Improving Flows While Respecting Water Rights
The heavily used Poudre River can go dry at a number of locations throughout the year. For a variety of reasons, neither a new instream flow appropriation nor one or two water acquisitions can address issues of low streamflow on the Poudre. A subcommittee of the Poudre Runs Through It is pursuing some innovative ways to increase river flows at critical times and places along the river without in any way harming private property rights.
Success in such water matters does not come overnight, but we have made steady progress on this keystone project, ably assisted by the Colorado Water Trust. We have lined up funding to develop the legal and engineering work necessary to pursue filing a river augmentation plan – the first of its kind in Colorado and one the Colorado Department of Natural Resources and the Colorado Water Conservation Board had never thought of! Usually, augmentation plans are used to supply substitute water for consumptive needs. If successful, using augmentation plans to structure instream flows will be enormously beneficial on many rivers statewide, not just the Poudre.
With an administrative approval system built into the initial, comprehensive water court application and agreement with the CWCB, a local managing entity (yet to be defined) can respond to a given year’s predicted hydrologic condition by purchasing or leasing available water for instream flow use without the ongoing burden of water court.

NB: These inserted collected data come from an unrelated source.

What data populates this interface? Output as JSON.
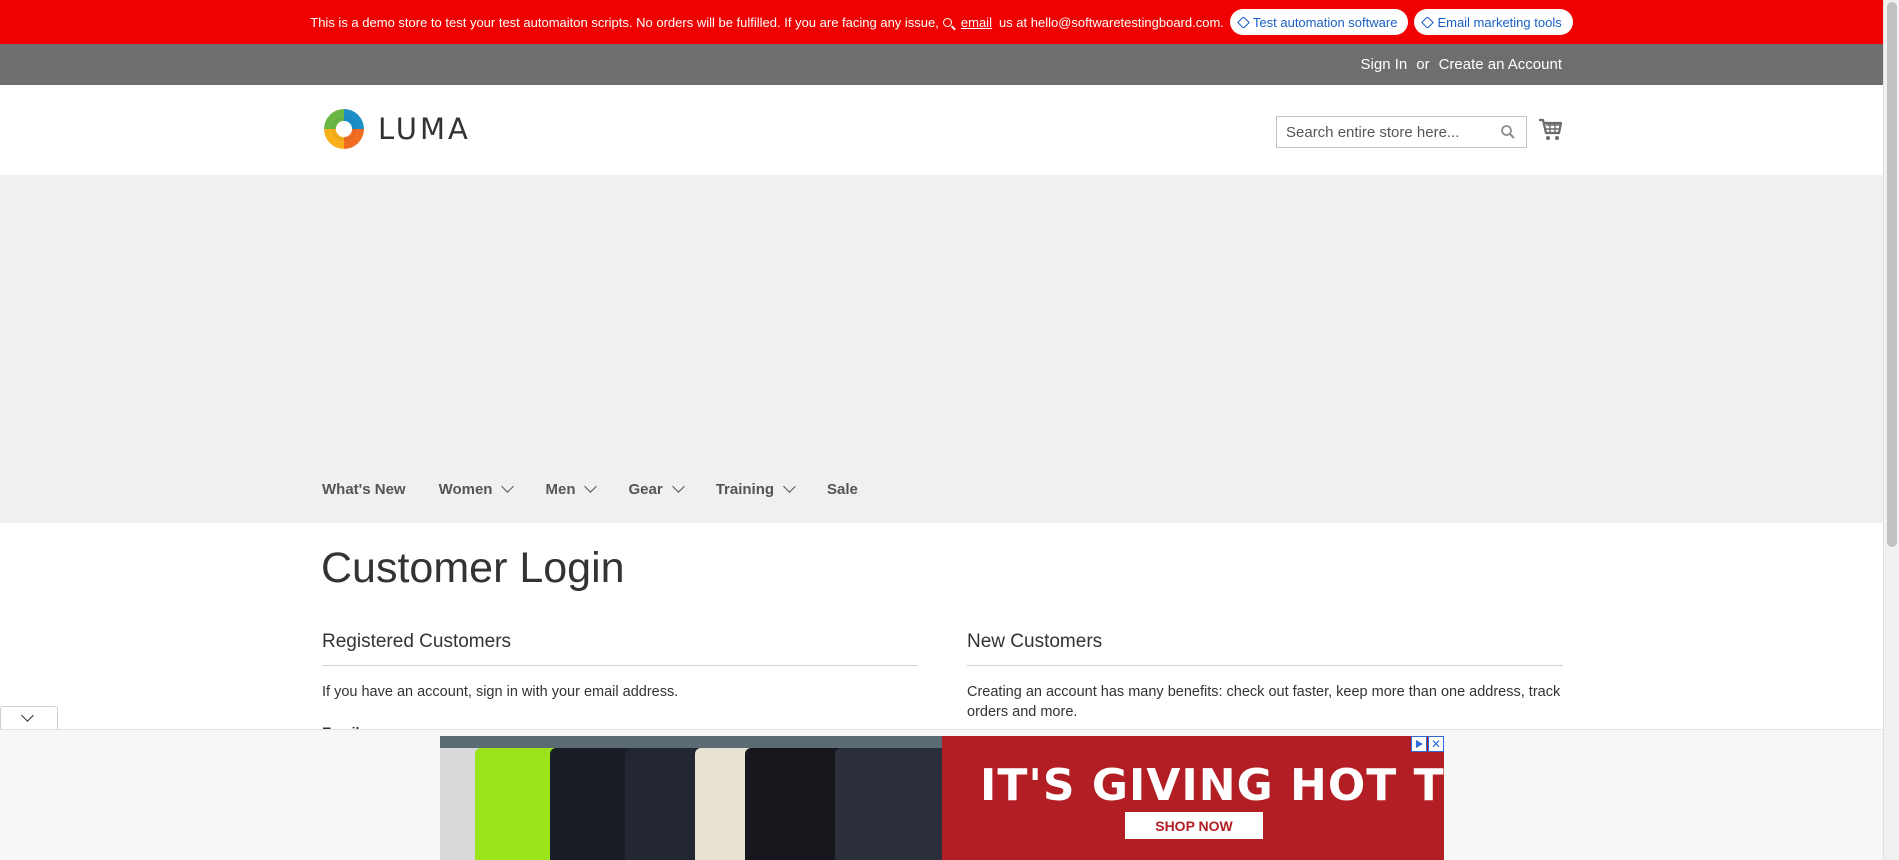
{
  "demo_notice": {
    "text_before": "This is a demo store to test your test automaiton scripts. No orders will be fulfilled. If you are facing any issue,",
    "email_link": "email",
    "text_after": "us at hello@softwaretestingboard.com.",
    "pill_1": "Test automation software",
    "pill_2": "Email marketing tools",
    "bg_color": "#f00000"
  },
  "header_links": {
    "sign_in": "Sign In",
    "or": "or",
    "create_account": "Create an Account"
  },
  "logo": {
    "text": "LUMA",
    "icon": "luma-logo-icon"
  },
  "search": {
    "placeholder": "Search entire store here...",
    "icon": "search-icon"
  },
  "cart": {
    "icon": "cart-icon"
  },
  "nav": {
    "items": [
      {
        "label": "What's New",
        "has_dropdown": false
      },
      {
        "label": "Women",
        "has_dropdown": true
      },
      {
        "label": "Men",
        "has_dropdown": true
      },
      {
        "label": "Gear",
        "has_dropdown": true
      },
      {
        "label": "Training",
        "has_dropdown": true
      },
      {
        "label": "Sale",
        "has_dropdown": false
      }
    ]
  },
  "main": {
    "title": "Customer Login",
    "registered": {
      "heading": "Registered Customers",
      "text": "If you have an account, sign in with your email address.",
      "field_label": "Email"
    },
    "new_customers": {
      "heading": "New Customers",
      "text": "Creating an account has many benefits: check out faster, keep more than one address, track orders and more."
    }
  },
  "ad": {
    "headline_1": "IT'S GIVING",
    "headline_2": "HOT TOPIC",
    "cta": "SHOP NOW",
    "close": "✕",
    "accent": "#b21e24"
  }
}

Through initial scoping, we believe our augmentation plan can be created through a successful water court application, placed in the hands of a local managing entity, and overseen by an agreement with the CWCB.

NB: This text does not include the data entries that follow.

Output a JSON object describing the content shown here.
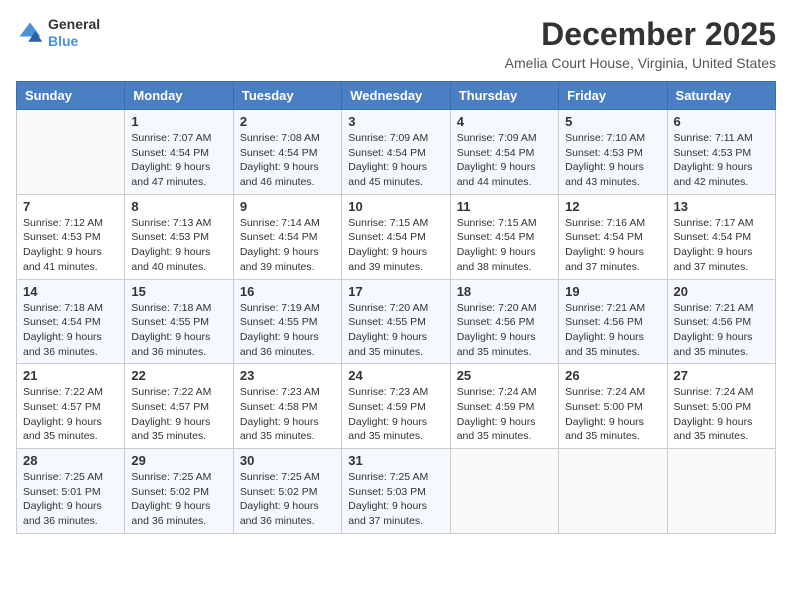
{
  "logo": {
    "text1": "General",
    "text2": "Blue"
  },
  "title": "December 2025",
  "location": "Amelia Court House, Virginia, United States",
  "weekdays": [
    "Sunday",
    "Monday",
    "Tuesday",
    "Wednesday",
    "Thursday",
    "Friday",
    "Saturday"
  ],
  "weeks": [
    [
      {
        "day": "",
        "sunrise": "",
        "sunset": "",
        "daylight": ""
      },
      {
        "day": "1",
        "sunrise": "Sunrise: 7:07 AM",
        "sunset": "Sunset: 4:54 PM",
        "daylight": "Daylight: 9 hours and 47 minutes."
      },
      {
        "day": "2",
        "sunrise": "Sunrise: 7:08 AM",
        "sunset": "Sunset: 4:54 PM",
        "daylight": "Daylight: 9 hours and 46 minutes."
      },
      {
        "day": "3",
        "sunrise": "Sunrise: 7:09 AM",
        "sunset": "Sunset: 4:54 PM",
        "daylight": "Daylight: 9 hours and 45 minutes."
      },
      {
        "day": "4",
        "sunrise": "Sunrise: 7:09 AM",
        "sunset": "Sunset: 4:54 PM",
        "daylight": "Daylight: 9 hours and 44 minutes."
      },
      {
        "day": "5",
        "sunrise": "Sunrise: 7:10 AM",
        "sunset": "Sunset: 4:53 PM",
        "daylight": "Daylight: 9 hours and 43 minutes."
      },
      {
        "day": "6",
        "sunrise": "Sunrise: 7:11 AM",
        "sunset": "Sunset: 4:53 PM",
        "daylight": "Daylight: 9 hours and 42 minutes."
      }
    ],
    [
      {
        "day": "7",
        "sunrise": "Sunrise: 7:12 AM",
        "sunset": "Sunset: 4:53 PM",
        "daylight": "Daylight: 9 hours and 41 minutes."
      },
      {
        "day": "8",
        "sunrise": "Sunrise: 7:13 AM",
        "sunset": "Sunset: 4:53 PM",
        "daylight": "Daylight: 9 hours and 40 minutes."
      },
      {
        "day": "9",
        "sunrise": "Sunrise: 7:14 AM",
        "sunset": "Sunset: 4:54 PM",
        "daylight": "Daylight: 9 hours and 39 minutes."
      },
      {
        "day": "10",
        "sunrise": "Sunrise: 7:15 AM",
        "sunset": "Sunset: 4:54 PM",
        "daylight": "Daylight: 9 hours and 39 minutes."
      },
      {
        "day": "11",
        "sunrise": "Sunrise: 7:15 AM",
        "sunset": "Sunset: 4:54 PM",
        "daylight": "Daylight: 9 hours and 38 minutes."
      },
      {
        "day": "12",
        "sunrise": "Sunrise: 7:16 AM",
        "sunset": "Sunset: 4:54 PM",
        "daylight": "Daylight: 9 hours and 37 minutes."
      },
      {
        "day": "13",
        "sunrise": "Sunrise: 7:17 AM",
        "sunset": "Sunset: 4:54 PM",
        "daylight": "Daylight: 9 hours and 37 minutes."
      }
    ],
    [
      {
        "day": "14",
        "sunrise": "Sunrise: 7:18 AM",
        "sunset": "Sunset: 4:54 PM",
        "daylight": "Daylight: 9 hours and 36 minutes."
      },
      {
        "day": "15",
        "sunrise": "Sunrise: 7:18 AM",
        "sunset": "Sunset: 4:55 PM",
        "daylight": "Daylight: 9 hours and 36 minutes."
      },
      {
        "day": "16",
        "sunrise": "Sunrise: 7:19 AM",
        "sunset": "Sunset: 4:55 PM",
        "daylight": "Daylight: 9 hours and 36 minutes."
      },
      {
        "day": "17",
        "sunrise": "Sunrise: 7:20 AM",
        "sunset": "Sunset: 4:55 PM",
        "daylight": "Daylight: 9 hours and 35 minutes."
      },
      {
        "day": "18",
        "sunrise": "Sunrise: 7:20 AM",
        "sunset": "Sunset: 4:56 PM",
        "daylight": "Daylight: 9 hours and 35 minutes."
      },
      {
        "day": "19",
        "sunrise": "Sunrise: 7:21 AM",
        "sunset": "Sunset: 4:56 PM",
        "daylight": "Daylight: 9 hours and 35 minutes."
      },
      {
        "day": "20",
        "sunrise": "Sunrise: 7:21 AM",
        "sunset": "Sunset: 4:56 PM",
        "daylight": "Daylight: 9 hours and 35 minutes."
      }
    ],
    [
      {
        "day": "21",
        "sunrise": "Sunrise: 7:22 AM",
        "sunset": "Sunset: 4:57 PM",
        "daylight": "Daylight: 9 hours and 35 minutes."
      },
      {
        "day": "22",
        "sunrise": "Sunrise: 7:22 AM",
        "sunset": "Sunset: 4:57 PM",
        "daylight": "Daylight: 9 hours and 35 minutes."
      },
      {
        "day": "23",
        "sunrise": "Sunrise: 7:23 AM",
        "sunset": "Sunset: 4:58 PM",
        "daylight": "Daylight: 9 hours and 35 minutes."
      },
      {
        "day": "24",
        "sunrise": "Sunrise: 7:23 AM",
        "sunset": "Sunset: 4:59 PM",
        "daylight": "Daylight: 9 hours and 35 minutes."
      },
      {
        "day": "25",
        "sunrise": "Sunrise: 7:24 AM",
        "sunset": "Sunset: 4:59 PM",
        "daylight": "Daylight: 9 hours and 35 minutes."
      },
      {
        "day": "26",
        "sunrise": "Sunrise: 7:24 AM",
        "sunset": "Sunset: 5:00 PM",
        "daylight": "Daylight: 9 hours and 35 minutes."
      },
      {
        "day": "27",
        "sunrise": "Sunrise: 7:24 AM",
        "sunset": "Sunset: 5:00 PM",
        "daylight": "Daylight: 9 hours and 35 minutes."
      }
    ],
    [
      {
        "day": "28",
        "sunrise": "Sunrise: 7:25 AM",
        "sunset": "Sunset: 5:01 PM",
        "daylight": "Daylight: 9 hours and 36 minutes."
      },
      {
        "day": "29",
        "sunrise": "Sunrise: 7:25 AM",
        "sunset": "Sunset: 5:02 PM",
        "daylight": "Daylight: 9 hours and 36 minutes."
      },
      {
        "day": "30",
        "sunrise": "Sunrise: 7:25 AM",
        "sunset": "Sunset: 5:02 PM",
        "daylight": "Daylight: 9 hours and 36 minutes."
      },
      {
        "day": "31",
        "sunrise": "Sunrise: 7:25 AM",
        "sunset": "Sunset: 5:03 PM",
        "daylight": "Daylight: 9 hours and 37 minutes."
      },
      {
        "day": "",
        "sunrise": "",
        "sunset": "",
        "daylight": ""
      },
      {
        "day": "",
        "sunrise": "",
        "sunset": "",
        "daylight": ""
      },
      {
        "day": "",
        "sunrise": "",
        "sunset": "",
        "daylight": ""
      }
    ]
  ]
}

Our subcommittee consists of major water users on the Poudre and others (including the Cache la Poudre Water Users Association, the City of Fort Collins Utilities and Natural Areas Departments, the City of Thornton, Northern Water, New Cache la Poudre Irrigating Company, North Poudre Irrigation Company, Colorado Parks and Wildlife, Colorado Division of Water Resources, The Nature Conservancy, the Colorado Water Conservation Board, and local citizens). With funding on the horizon, we are ready to take the next step forward and steer the concept towards implementation.